Le feu vert préfectoral était cependant aussitôt contesté par France-Nature-Environnement Bourgogne-Franche-Comté devant le tribunal administratif de Besançon. La saisine, juridiquement solide et potentiellement financièrement dévastatrice, a conduit la station à se rapprocher de la fédération environnementaliste avec qui elle a fini par passer un accord, histoire de préserver ce qui pouvait l'être de son projet. Les discussions sont allées bon train et le 24 octobre, FNE-BFC et le SMDT publiaient un communiqué annonçant un accord sous forme de protocole transactionnel. La première y indiquait avoir « fait valoir ses demandes environnementales pour faune, flore, paysages et forêts mais aussi l'adaptation indispensable au réchauffement climatique en rompant avec une logique d'investissement dans le seul ski alpin ». Le second se félicitait d'avoir « conservé l'essentiel du projet, à savoir la création d'une infrastructure téléportée entre les deux massifs skiables ». Quid des détails ? Personne ne semblait disposé à en dire davantage à la presse et au grand public, ni à faire de publicité au protocole signé le 17 octobre, soit une semaine plus tôt. Le président du SMDT, Sébastien Benoît-Guyod, expliquait cependant devant le conseil municipal des Rousses qui se tenait le soir du 24 octobre, jour de la publication du communiqué annonçant l'accord, que celui-ci supprimait la piste rouge événementielle Michel Cothenet (du nom d'un ancien commissaire de massif) et la piste verte panoramique. Il ajoutait que la modernisation du télésiège des Jouvencelles, le parking, que le bâtiment d'accueil au pied de la Dôle étaient maintenus et l'inauguration prévue pour 2021.

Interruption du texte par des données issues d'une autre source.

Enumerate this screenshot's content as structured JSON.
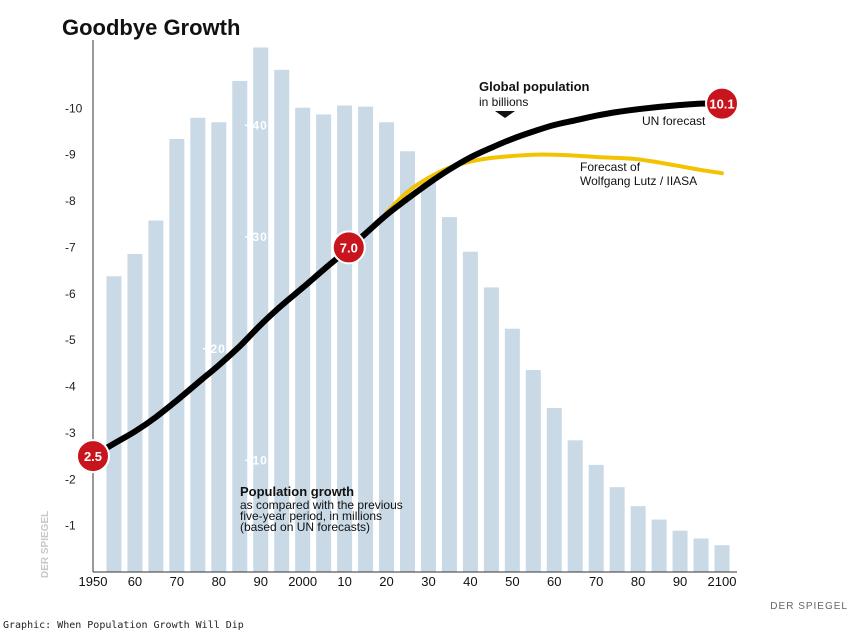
{
  "chart_data": {
    "type": "bar",
    "title": "Goodbye Growth",
    "x_ticks": [
      "1950",
      "60",
      "70",
      "80",
      "90",
      "2000",
      "10",
      "20",
      "30",
      "40",
      "50",
      "60",
      "70",
      "80",
      "90",
      "2100"
    ],
    "bars": {
      "name": "Population growth",
      "label_lines": [
        "Population growth",
        "as compared with the previous",
        "five-year period, in millions",
        "(based on UN forecasts)"
      ],
      "categories": [
        1955,
        1960,
        1965,
        1970,
        1975,
        1980,
        1985,
        1990,
        1995,
        2000,
        2005,
        2010,
        2015,
        2020,
        2025,
        2030,
        2035,
        2040,
        2045,
        2050,
        2055,
        2060,
        2065,
        2070,
        2075,
        2080,
        2085,
        2090,
        2095,
        2100
      ],
      "values": [
        265,
        285,
        315,
        388,
        407,
        403,
        440,
        470,
        450,
        416,
        410,
        418,
        417,
        403,
        377,
        349,
        318,
        287,
        255,
        218,
        181,
        147,
        118,
        96,
        76,
        59,
        47,
        37,
        30,
        24
      ],
      "axis_ticks": [
        "+100",
        "+200",
        "+300",
        "+400"
      ],
      "axis_tick_values": [
        100,
        200,
        300,
        400
      ],
      "ylim": [
        0,
        500
      ]
    },
    "lines": [
      {
        "name": "Global population in billions",
        "label_lines": [
          "Global population",
          "in billions"
        ],
        "color": "#000000",
        "x": [
          1950,
          1955,
          1960,
          1965,
          1970,
          1975,
          1980,
          1985,
          1990,
          1995,
          2000,
          2005,
          2010,
          2015,
          2020,
          2025,
          2030,
          2035,
          2040,
          2045,
          2050,
          2055,
          2060,
          2065,
          2070,
          2075,
          2080,
          2085,
          2090,
          2095,
          2100
        ],
        "y": [
          2.5,
          2.77,
          3.03,
          3.34,
          3.7,
          4.08,
          4.46,
          4.87,
          5.33,
          5.75,
          6.13,
          6.52,
          6.9,
          7.3,
          7.7,
          8.05,
          8.38,
          8.68,
          8.94,
          9.15,
          9.34,
          9.5,
          9.64,
          9.74,
          9.84,
          9.92,
          9.98,
          10.03,
          10.07,
          10.1,
          10.1
        ]
      },
      {
        "name": "Forecast of Wolfgang Lutz / IIASA",
        "label_lines": [
          "Forecast of",
          "Wolfgang Lutz / IIASA"
        ],
        "color": "#f2c300",
        "x": [
          2020,
          2025,
          2030,
          2035,
          2040,
          2045,
          2050,
          2055,
          2060,
          2065,
          2070,
          2075,
          2080,
          2085,
          2090,
          2095,
          2100
        ],
        "y": [
          7.75,
          8.2,
          8.5,
          8.72,
          8.85,
          8.93,
          8.97,
          9.0,
          9.0,
          8.98,
          8.95,
          8.93,
          8.9,
          8.83,
          8.75,
          8.67,
          8.6
        ]
      }
    ],
    "y_ticks": [
      1,
      2,
      3,
      4,
      5,
      6,
      7,
      8,
      9,
      10
    ],
    "ylim": [
      0,
      11.3
    ],
    "ylabel": "",
    "xlabel": "",
    "annotations": [
      {
        "value": "2.5",
        "x": 1950,
        "y": 2.5
      },
      {
        "value": "7.0",
        "x": 2011,
        "y": 7.0
      },
      {
        "value": "10.1",
        "x": 2100,
        "y": 10.1
      },
      {
        "text": "UN forecast"
      }
    ],
    "colors": {
      "bars": "#c9d9e6",
      "background": "#ffffff",
      "badge": "#c8141c"
    }
  },
  "watermark": "DER SPIEGEL",
  "credit": "DER SPIEGEL",
  "caption": "Graphic: When Population Growth Will Dip"
}
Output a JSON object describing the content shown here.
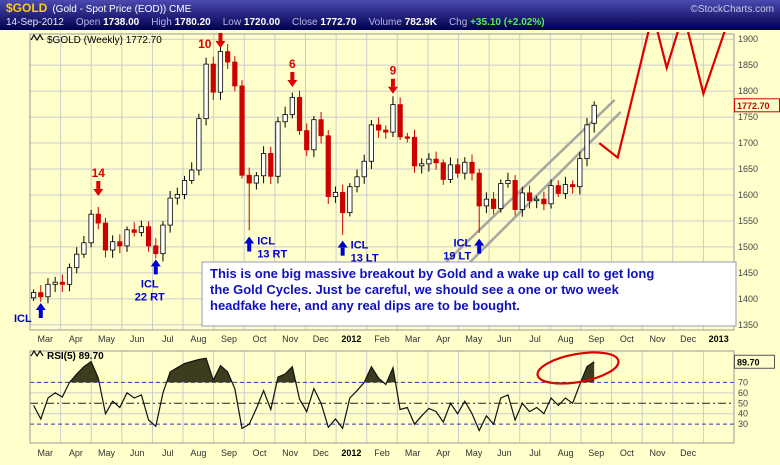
{
  "header": {
    "symbol": "$GOLD",
    "description": "(Gold - Spot Price (EOD)) CME",
    "credit": "©StockCharts.com",
    "date": "14-Sep-2012",
    "quote": [
      {
        "label": "Open",
        "value": "1738.00"
      },
      {
        "label": "High",
        "value": "1780.20"
      },
      {
        "label": "Low",
        "value": "1720.00"
      },
      {
        "label": "Close",
        "value": "1772.70"
      },
      {
        "label": "Volume",
        "value": "782.9K"
      },
      {
        "label": "Chg",
        "value": "+35.10 (+2.02%)"
      }
    ]
  },
  "price_panel": {
    "series_label": "$GOLD (Weekly) 1772.70",
    "last_price_label": "1772.70",
    "icl_corner_label": "ICL",
    "annotation_lines": [
      "This is one big massive breakout by Gold and a wake up call to get long",
      "the Gold Cycles.  Just be careful, we should see a one or two week",
      "headfake here, and any real dips are to be bought."
    ],
    "cycle_tops": [
      {
        "text": "14",
        "week": 9,
        "tip": 1598
      },
      {
        "text": "10",
        "week": 26,
        "tip": 1902,
        "label_pos": "left"
      },
      {
        "text": "6",
        "week": 36,
        "tip": 1808
      },
      {
        "text": "9",
        "week": 50,
        "tip": 1795
      }
    ],
    "cycle_bottoms": [
      {
        "lines": [
          "ICL",
          "22 RT"
        ],
        "week": 17,
        "tip": 1476,
        "label_pos": "below"
      },
      {
        "lines": [
          "ICL",
          "13 RT"
        ],
        "week": 30,
        "tip": 1520,
        "label_pos": "right"
      },
      {
        "lines": [
          "ICL",
          "13 LT"
        ],
        "week": 43,
        "tip": 1512,
        "label_pos": "right"
      },
      {
        "lines": [
          "ICL",
          "19 LT"
        ],
        "week": 62,
        "tip": 1516,
        "label_pos": "left"
      },
      {
        "lines": [],
        "week": 1,
        "tip": 1392,
        "label_pos": "none"
      }
    ]
  },
  "rsi_panel": {
    "label": "RSI(5) 89.70",
    "last_value_label": "89.70"
  },
  "chart_data": {
    "type": "candlestick",
    "title": "$GOLD (Weekly)",
    "symbol": "$GOLD",
    "timeframe": "Weekly",
    "last_close": 1772.7,
    "ohlc_last": {
      "date": "14-Sep-2012",
      "open": 1738.0,
      "high": 1780.2,
      "low": 1720.0,
      "close": 1772.7,
      "volume": "782.9K",
      "change": "+35.10 (+2.02%)"
    },
    "ylim": [
      1340,
      1910
    ],
    "yticks": [
      1350,
      1400,
      1450,
      1500,
      1550,
      1600,
      1650,
      1700,
      1750,
      1800,
      1850,
      1900
    ],
    "x_axis_months": [
      "Mar",
      "Apr",
      "May",
      "Jun",
      "Jul",
      "Aug",
      "Sep",
      "Oct",
      "Nov",
      "Dec",
      "2012",
      "Feb",
      "Mar",
      "Apr",
      "May",
      "Jun",
      "Jul",
      "Aug",
      "Sep",
      "Oct",
      "Nov",
      "Dec",
      "2013"
    ],
    "weekly_closes": [
      1412,
      1404,
      1428,
      1432,
      1428,
      1460,
      1486,
      1508,
      1563,
      1546,
      1494,
      1510,
      1502,
      1533,
      1528,
      1539,
      1502,
      1487,
      1542,
      1594,
      1601,
      1628,
      1648,
      1747,
      1852,
      1798,
      1876,
      1856,
      1810,
      1638,
      1623,
      1637,
      1680,
      1636,
      1741,
      1755,
      1788,
      1724,
      1687,
      1745,
      1714,
      1597,
      1605,
      1566,
      1616,
      1635,
      1665,
      1735,
      1725,
      1721,
      1774,
      1712,
      1711,
      1656,
      1660,
      1669,
      1662,
      1630,
      1658,
      1642,
      1663,
      1642,
      1579,
      1592,
      1574,
      1622,
      1628,
      1572,
      1604,
      1589,
      1592,
      1583,
      1618,
      1603,
      1620,
      1616,
      1670,
      1735,
      1772.7
    ],
    "candle_overrides": {
      "9": {
        "high": 1577
      },
      "17": {
        "low": 1478
      },
      "26": {
        "high": 1908
      },
      "30": {
        "low": 1532
      },
      "43": {
        "low": 1523
      },
      "50": {
        "high": 1790
      },
      "62": {
        "low": 1527
      },
      "78": {
        "open": 1738.0,
        "high": 1780.2,
        "low": 1720.0,
        "close": 1772.7
      }
    },
    "projection_red_line": [
      [
        18.6,
        1700
      ],
      [
        19.2,
        1672
      ],
      [
        20.35,
        1950
      ],
      [
        20.8,
        1845
      ],
      [
        21.35,
        1950
      ],
      [
        22.0,
        1795
      ],
      [
        23.3,
        2020
      ]
    ],
    "trend_channel": [
      [
        [
          12.7,
          1420
        ],
        [
          19.1,
          1783
        ]
      ],
      [
        [
          13.0,
          1390
        ],
        [
          19.3,
          1760
        ]
      ]
    ],
    "rsi": {
      "label": "RSI(5)",
      "period": 5,
      "last": 89.7,
      "ylim": [
        12,
        100
      ],
      "yticks": [
        30,
        40,
        50,
        60,
        70
      ],
      "overbought": 70,
      "midline": 50,
      "oversold": 30,
      "x_axis_months": [
        "Mar",
        "Apr",
        "May",
        "Jun",
        "Jul",
        "Aug",
        "Sep",
        "Oct",
        "Nov",
        "Dec",
        "2012",
        "Feb",
        "Mar",
        "Apr",
        "May",
        "Jun",
        "Jul",
        "Aug",
        "Sep",
        "Oct",
        "Nov",
        "Dec"
      ],
      "values": [
        48,
        35,
        55,
        60,
        56,
        70,
        78,
        85,
        90,
        74,
        40,
        52,
        46,
        60,
        55,
        58,
        34,
        28,
        60,
        80,
        84,
        88,
        90,
        92,
        93,
        72,
        86,
        80,
        64,
        26,
        30,
        45,
        62,
        44,
        75,
        78,
        85,
        54,
        42,
        64,
        50,
        27,
        35,
        26,
        55,
        62,
        70,
        85,
        74,
        68,
        84,
        44,
        46,
        30,
        38,
        45,
        42,
        32,
        50,
        40,
        52,
        40,
        24,
        38,
        30,
        55,
        58,
        34,
        50,
        42,
        46,
        40,
        55,
        48,
        55,
        50,
        68,
        85,
        89.7
      ]
    }
  }
}
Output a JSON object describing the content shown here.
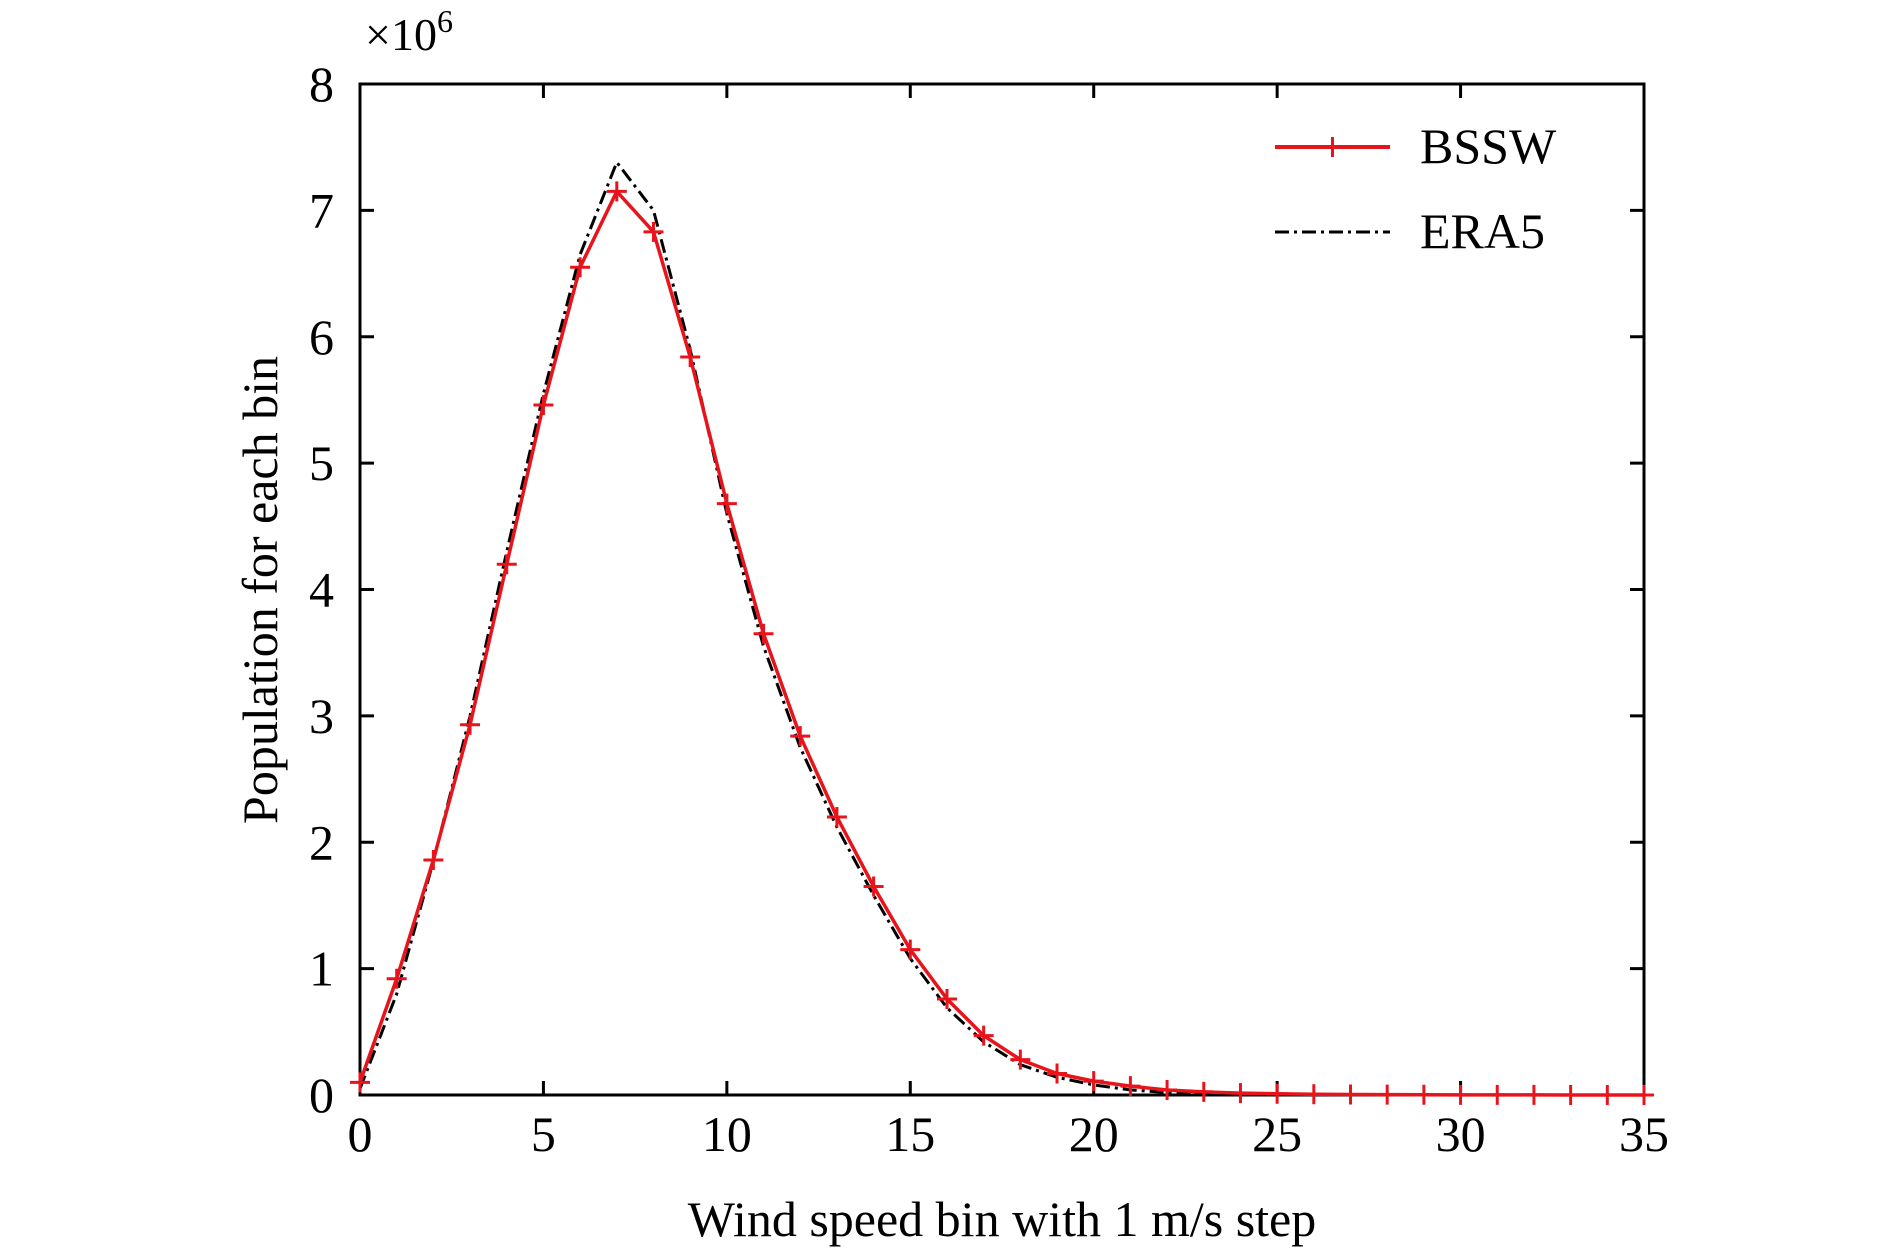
{
  "chart_data": {
    "type": "line",
    "title": "",
    "xlabel": "Wind speed bin with 1 m/s step",
    "ylabel": "Population for each bin",
    "y_multiplier": {
      "base": "×10",
      "exponent": "6"
    },
    "xlim": [
      0,
      35
    ],
    "ylim": [
      0,
      8
    ],
    "x_ticks": [
      "0",
      "5",
      "10",
      "15",
      "20",
      "25",
      "30",
      "35"
    ],
    "y_ticks": [
      "0",
      "1",
      "2",
      "3",
      "4",
      "5",
      "6",
      "7",
      "8"
    ],
    "grid": false,
    "legend_position": "top-right",
    "x": [
      0,
      1,
      2,
      3,
      4,
      5,
      6,
      7,
      8,
      9,
      10,
      11,
      12,
      13,
      14,
      15,
      16,
      17,
      18,
      19,
      20,
      21,
      22,
      23,
      24,
      25,
      26,
      27,
      28,
      29,
      30,
      31,
      32,
      33,
      34,
      35
    ],
    "series": [
      {
        "name": "BSSW",
        "color": "#e8141c",
        "style": "solid-plus-markers",
        "values": [
          0.1,
          0.92,
          1.86,
          2.93,
          4.2,
          5.46,
          6.55,
          7.15,
          6.83,
          5.84,
          4.68,
          3.65,
          2.84,
          2.2,
          1.65,
          1.15,
          0.76,
          0.47,
          0.28,
          0.17,
          0.11,
          0.07,
          0.04,
          0.025,
          0.015,
          0.01,
          0.006,
          0.004,
          0.003,
          0.002,
          0.001,
          0.001,
          0.001,
          0,
          0,
          0
        ]
      },
      {
        "name": "ERA5",
        "color": "#000000",
        "style": "dash-dot",
        "values": [
          0.05,
          0.8,
          1.85,
          3.0,
          4.3,
          5.55,
          6.65,
          7.38,
          7.0,
          5.9,
          4.6,
          3.55,
          2.75,
          2.12,
          1.58,
          1.08,
          0.69,
          0.42,
          0.24,
          0.14,
          0.08,
          0.04,
          0.02,
          0.012,
          0.007,
          0.004,
          0.002,
          0.001,
          0.001,
          0,
          0,
          0,
          0,
          0,
          0,
          0
        ]
      }
    ]
  }
}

73% de déboisement en moins

Tenant sur trois pages, le protocole transactionnel, que nous avons pu lire, précise que l'abandon des deux pistes de ski envisagées correspond à 73% des déboisements initialement prévus, soit près de quatre hectares sur un peu plus de cinq. Il stipule qu'une nouvelle étude climatique doit être réalisée « sans délai » par un institut « indépendant et scientifique » et porter sur « l'évolution du climat à court, moyen et long terme ». Les résultats de cette étude devront être « suivis de décisions techniques, financières, économiques, sociales et environnementales intégrant les conséquences prévues ». Il s'agit en fait de bien inscrire la plus grande station du massif jurassien dans le tourisme quatre saisons. Bien que mentionnée par le projet initial, cette perspective quatre saisons était mise à mal par la réalité des investissements passés, majoritairement dans le ski alpin, alors même que la station disait vouloir « intégrer une évolution climatique avérée pouvant engendrer un manque de neige ». Forte de la modification sensible du projet, FNE-BFC a retiré sa saisine de la justice administrative. « On ne l'a pas fait sans garantie », explique son président Hervé Bellimaz en soulignant avoir obtenu « un usage modéré de la neige artificielle ». Ce point fait d'ailleurs l'objet du premier article du protocole dont la première phrase rappelle qu' « en Suisse, l'usage de la neige de culture est interdit sur le massif de la Dôle ». Les lignes suivantes sont consacrées au « rappel » de l'absence d'extension du réseau de neige artificielle dans le projet, mais aussi à l'engagement du SMDT de « ne pas réaliser de nouvelles infrastructures de stockage de l'eau ni à augmenter la capacité de la réserve collinaire existante du massif des Tuffes » et de « ne pas puiser dans le réseau d'eau de la collectivité territoriale des Rousses, ni dans le lac des Rousses ». « Ils ont dix ans devant eux pour faire du profit », commente Hervé Bellimaz en considérant que les perspectives climatiques vont condamner à terme le tout ski-alpin en moyenne montagne.